Emails notifications are sent:

  • To sysadmins when a new publisher is registered, so they can approve it or not.
  • To users when their publisher has been activated.

The code to actual send the emails is in ckanext/iati/emailer.py

CSV Importer / Exporter

Users can download all metadata for the datasets they have permissions on (ie the ones of their publisher) in a CSV file.

Once updated, the file can be reuploaded and new datasets will be created or existing ones updated.

The code that handles this is in ckanext-iati/ckanext/iati/controllers/spreadsheet.py

Daily archiver and issue checker

A script runs every night in order to download all files, check if they have changed and extract some metadata from the actual contents. It also checks for issues like missing files, wrong formats, etc.

If the contents of the file have changed, the new fields are stored as extras (right now these are number of activities activity_count and last modified date for the data data_updated). The file size is also updated.

Issues are stored as extras as well with three different fields: issue_type, issue_description and issue_date. These are later used to display the issue on the frontend, as well as a filter to find out which datasets have issues on the search page.

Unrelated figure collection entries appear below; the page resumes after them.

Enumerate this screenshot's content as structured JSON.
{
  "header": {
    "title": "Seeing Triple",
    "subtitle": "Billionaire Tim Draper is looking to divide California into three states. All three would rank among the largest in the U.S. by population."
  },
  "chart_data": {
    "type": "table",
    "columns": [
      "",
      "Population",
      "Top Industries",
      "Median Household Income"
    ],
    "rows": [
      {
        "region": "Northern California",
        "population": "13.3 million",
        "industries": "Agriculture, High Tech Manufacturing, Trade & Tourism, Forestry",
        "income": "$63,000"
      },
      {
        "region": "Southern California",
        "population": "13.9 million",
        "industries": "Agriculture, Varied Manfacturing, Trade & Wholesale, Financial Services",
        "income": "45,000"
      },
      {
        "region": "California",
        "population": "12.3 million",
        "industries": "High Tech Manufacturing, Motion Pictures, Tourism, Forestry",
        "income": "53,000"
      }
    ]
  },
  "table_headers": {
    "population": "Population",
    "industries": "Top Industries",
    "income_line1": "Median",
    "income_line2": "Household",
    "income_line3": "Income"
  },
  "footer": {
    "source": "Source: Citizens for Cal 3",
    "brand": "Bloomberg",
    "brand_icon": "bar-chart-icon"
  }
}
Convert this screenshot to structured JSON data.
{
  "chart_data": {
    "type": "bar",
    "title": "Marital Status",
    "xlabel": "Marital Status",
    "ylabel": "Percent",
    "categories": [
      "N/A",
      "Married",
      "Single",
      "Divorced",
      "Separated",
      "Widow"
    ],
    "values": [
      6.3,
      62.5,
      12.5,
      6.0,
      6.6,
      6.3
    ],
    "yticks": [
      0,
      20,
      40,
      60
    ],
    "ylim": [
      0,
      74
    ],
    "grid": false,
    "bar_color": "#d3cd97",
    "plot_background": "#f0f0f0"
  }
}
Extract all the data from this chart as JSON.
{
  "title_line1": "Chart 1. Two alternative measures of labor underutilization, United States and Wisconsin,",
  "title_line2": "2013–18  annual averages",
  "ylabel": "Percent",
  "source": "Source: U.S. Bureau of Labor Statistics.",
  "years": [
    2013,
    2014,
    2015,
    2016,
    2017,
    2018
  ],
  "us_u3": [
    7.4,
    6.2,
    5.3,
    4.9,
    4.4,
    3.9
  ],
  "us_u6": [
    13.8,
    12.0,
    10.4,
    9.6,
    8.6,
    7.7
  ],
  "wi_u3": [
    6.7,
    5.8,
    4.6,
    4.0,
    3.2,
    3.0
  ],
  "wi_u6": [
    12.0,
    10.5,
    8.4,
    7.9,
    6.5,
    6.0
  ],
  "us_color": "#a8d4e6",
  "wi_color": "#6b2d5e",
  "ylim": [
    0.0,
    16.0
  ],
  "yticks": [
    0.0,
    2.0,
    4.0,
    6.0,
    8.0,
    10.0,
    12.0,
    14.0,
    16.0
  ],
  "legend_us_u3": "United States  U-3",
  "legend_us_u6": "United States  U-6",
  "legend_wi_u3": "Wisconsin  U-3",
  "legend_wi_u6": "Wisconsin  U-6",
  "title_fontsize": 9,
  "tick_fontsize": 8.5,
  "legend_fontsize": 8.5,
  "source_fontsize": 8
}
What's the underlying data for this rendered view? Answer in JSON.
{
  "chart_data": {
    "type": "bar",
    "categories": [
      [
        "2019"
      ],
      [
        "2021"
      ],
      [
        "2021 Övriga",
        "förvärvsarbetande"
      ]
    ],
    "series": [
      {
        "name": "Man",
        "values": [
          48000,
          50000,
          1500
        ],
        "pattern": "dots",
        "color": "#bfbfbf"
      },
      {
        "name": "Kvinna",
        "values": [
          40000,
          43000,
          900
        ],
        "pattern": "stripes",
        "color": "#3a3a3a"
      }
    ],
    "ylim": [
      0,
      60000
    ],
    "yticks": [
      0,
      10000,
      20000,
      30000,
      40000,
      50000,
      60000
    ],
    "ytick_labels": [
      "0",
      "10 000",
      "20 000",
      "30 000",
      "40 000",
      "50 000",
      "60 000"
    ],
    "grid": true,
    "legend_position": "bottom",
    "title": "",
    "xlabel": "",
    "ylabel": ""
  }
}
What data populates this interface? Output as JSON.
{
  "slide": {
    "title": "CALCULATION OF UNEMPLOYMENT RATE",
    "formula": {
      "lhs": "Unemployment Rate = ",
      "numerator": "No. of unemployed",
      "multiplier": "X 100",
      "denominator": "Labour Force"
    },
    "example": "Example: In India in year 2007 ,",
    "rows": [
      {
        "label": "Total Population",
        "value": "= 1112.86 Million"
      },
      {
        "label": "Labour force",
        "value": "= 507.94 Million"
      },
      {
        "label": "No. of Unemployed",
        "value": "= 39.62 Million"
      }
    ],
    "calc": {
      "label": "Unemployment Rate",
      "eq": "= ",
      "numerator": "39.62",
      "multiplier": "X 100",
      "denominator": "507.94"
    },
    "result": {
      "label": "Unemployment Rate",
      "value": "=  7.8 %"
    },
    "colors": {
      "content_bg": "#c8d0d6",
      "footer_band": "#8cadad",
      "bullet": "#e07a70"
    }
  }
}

There is also an Issue Report for sysadmins that downloads a CSV listing all issues for all datasets (accessible at /report/issues).

To run the archiver manually for all datasets, run the following command (it will take a long time):

cd ckanext-iati
(pyenv) $ paster iati-archiver update -c ../ckan/development.ini

To run it just on a particular dataset:

(pyenv) $ paster iati-archiver update {dataset-name} -c ../ckan/development.ini

To run it on all datasets for a particular publisher:

(pyenv) $ paster iati-archiver update -p {publisher-name} -c ../ckan/development.ini

On a production or staging server you would want to set it up as cron job that runs the command once a day (eg 5 minutes after midnight ). Add the following to the relevant user crontab (generally okfn):

05 00  *   *   *  /usr/lib/ckan/iati/bin/paster --plugin=ckanext-iati iati-archiver update -c /etc/ckan/iati/production.ini >> /tmp/iati_archiver_2_out.log 2>&1

Nightly cronjobs runtimes

Documenting cronjob running times for future reference:

  • Purging of deleted datasets runs at 1 AM
  • Reindexing after purging runs at 2 AM
  • Archiver operation runs at 3 AM

*Times are UTC.

GitHub Repository - Production Code

Repo: https://github.com/IATI/ckanext-iati Branch: master

Copying and License

This material is copyright (c) 2010-2013 Open Knowledge Foundation.

It is open and licensed under the GNU Affero General Public License (AGPL) v3.0 whose full text may be found at:

http://www.fsf.org/licensing/licenses/agpl-3.0.html

This extension uses the TableSorter jQuery plugin by Christian Bach, released under the MIT license.